Valendo-se do binômio “igualdade-pobres”, aquela revolução alterou abruptamente
a alocação do poder na França e fixou a polarização dos seus cidadãos por meio
de ideias.
Do ponto de vista da cosmovisão bíblica, as igrejas têm
um ponto comum com essas ideologias? Ou igrejas que se dizem cristãs deveriam
ou poderiam seguir por uma terceira via?
Qualquer pessoa que decida auxiliar o próximo
encontrará em Cristo a concretização perfeita do cuidado: alimentou multidões
famintas, curou doentes, chorou com as irmãs de Lázaro ao saber da morte do seu
amigo, ressuscitou o filho da viúva de Naim, restaurou a visão de um cego de
nascença a quem o povo via como pobre. Na cruz, amparou Sua mãe ao incumbir
João de cuidar dela e Sua parábola mais conhecida diz que se deve “fazer o bem
sem olhar a quem”. Quando uma ideologia apresenta elementos semelhantes ao de
Cristo, evidentemente se estabelecem pontos comuns – ainda que somente na
aparência. O de proteção aos pobres expresso pelas esquerdas é um deles. É um
discurso muito atrativo, especialmente em regiões como a América do Sul, onde é
enorme a quantidade de gente vivendo em condições indignas. Mas, observado com
mais atenção, revelará que ele não é o núcleo da ideologia das esquerdas nem
tem a ver com a religião de Cristo, por ser uma plataforma de ação política, ou
seja, algo que opera segundo a lógica do poder e que está longe do amor
desinteressado, como é o de Jesus por Seus filhos. Além disso, ainda que o
objetivo das esquerdas fosse a emancipação do ser humano das condições indignas
pelas vias do Estado (conforme disse Karl Marx), vê-se com ainda mais clareza
que não é o mesmo objetivo de Jesus.
A religião de Cristo é de natureza sobrenatural e
qualitativamente superior às criações humanas. Se houver qualquer dúvida sobre
o objetivo do Salvador ao socorrer o ser humano, observe que Ele chamou Seus
milagres de sinais, isto é, algo que não é um fim em si mesmo, mas cuja
finalidade é apontar para coisa muito mais importante – como o faz uma placa de
trânsito ao indicar um evento ou designar uma ação. Ao atender miraculosamente
as necessidades humanas, Cristo usou elementos deste mundo para chamar a
atenção para algo maior, o amor e a justiça de Deus. De modo que, pela
cosmovisão bíblica, a religião de Cristo pode ser vista como a religião do
Outro, e, portanto, a missão da igreja inclui cuidar de gente, mas com vistas a
inspirar pessoas para o reino de Deus que um dia há de ser estabelecido e
livrará o ser humano da condição degradante do pecado definitivamente.
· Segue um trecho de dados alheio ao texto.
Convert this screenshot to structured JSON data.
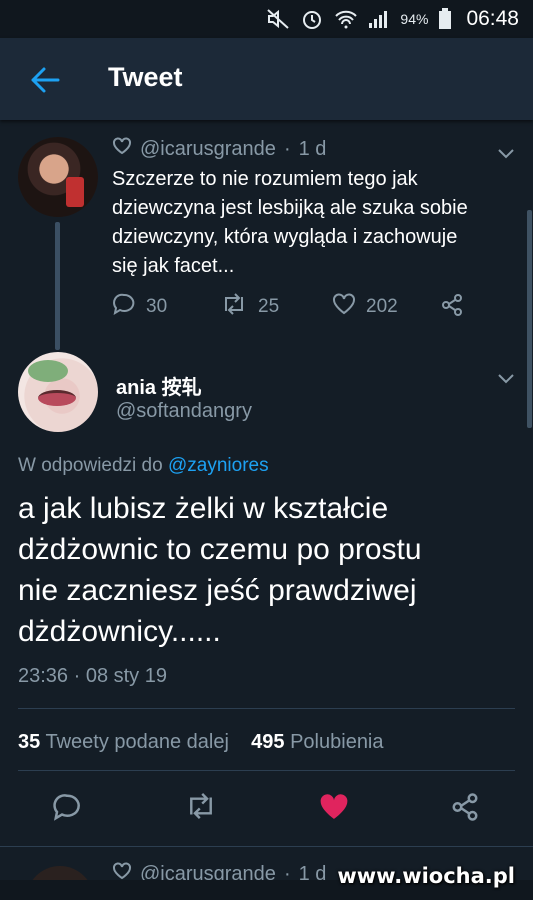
{
  "status_bar": {
    "battery": "94%",
    "time": "06:48",
    "icons": [
      "mute-icon",
      "alarm-icon",
      "wifi-icon",
      "signal-icon",
      "battery-icon"
    ]
  },
  "app_bar": {
    "title": "Tweet",
    "back_icon": "arrow-left-icon"
  },
  "parent_tweet": {
    "handle": "@icarusgrande",
    "age": "1 d",
    "text": "Szczerze to nie rozumiem tego jak\ndziewczyna jest lesbijką ale szuka sobie\ndziewczyny, która wygląda i zachowuje\nsię jak facet...",
    "replies": "30",
    "retweets": "25",
    "likes": "202"
  },
  "main_tweet": {
    "name": "ania 按轧",
    "handle": "@softandangry",
    "reply_prefix": "W odpowiedzi do",
    "reply_to": "@zayniores",
    "text": "a jak lubisz żelki w kształcie\ndżdżownic to czemu po prostu\nnie zaczniesz jeść prawdziwej\ndżdżownicy......",
    "timestamp": "23:36 · 08 sty 19",
    "retweets_count": "35",
    "retweets_label": "Tweety podane dalej",
    "likes_count": "495",
    "likes_label": "Polubienia",
    "liked": true,
    "like_color": "#e0245e"
  },
  "next_tweet": {
    "handle": "@icarusgrande",
    "age": "1 d"
  },
  "watermark": "www.wiocha.pl",
  "colors": {
    "background": "#141d26",
    "app_bar": "#1c2938",
    "accent": "#1da1f2",
    "secondary_text": "#8899a6"
  }
}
Isso significa dizer que as igrejas cristãs, como a
Igreja Adventista, deveriam ver com cuidado alguns movimentos que, em si,
parecem ser muito justos, mas que podem estar na contramão do discurso bíblico?
Certamente. Ideologias humanas possuem argumentos que
podem parecer justos e, alguns deles, até necessários num cenário de
injustiças. Alguns desses argumentos são bastante populares, inclusive. Mas o
ponto central a ser levado em consideração é o tipo de pessoa que alguém se
torna quando assume certas ideias. O chamado de Jesus é para sermos humildes,
mansos, famintos e sedentos da justiça de Deus, misericordiosos, pacificadores,
limpos de coração, perseguidos por causa da justiça de Deus e injuriados pela
simples razão de sermos parecidos com Ele. Que ideologia humana leva a essa
semelhança com Cristo?
Você defende uma igreja politicamente mais à esquerda
ou mais à direita?
Nem à esquerda, nem à direita, mas para cima, para
Deus. Tenho um texto bíblico que acho muito prudente citar: “Vós sois cá de
baixo, Eu sou lá de cima; vós sois deste mundo, Eu deste mundo não sou” (João
8:23). [Equipe ASN, Felipe Lemos]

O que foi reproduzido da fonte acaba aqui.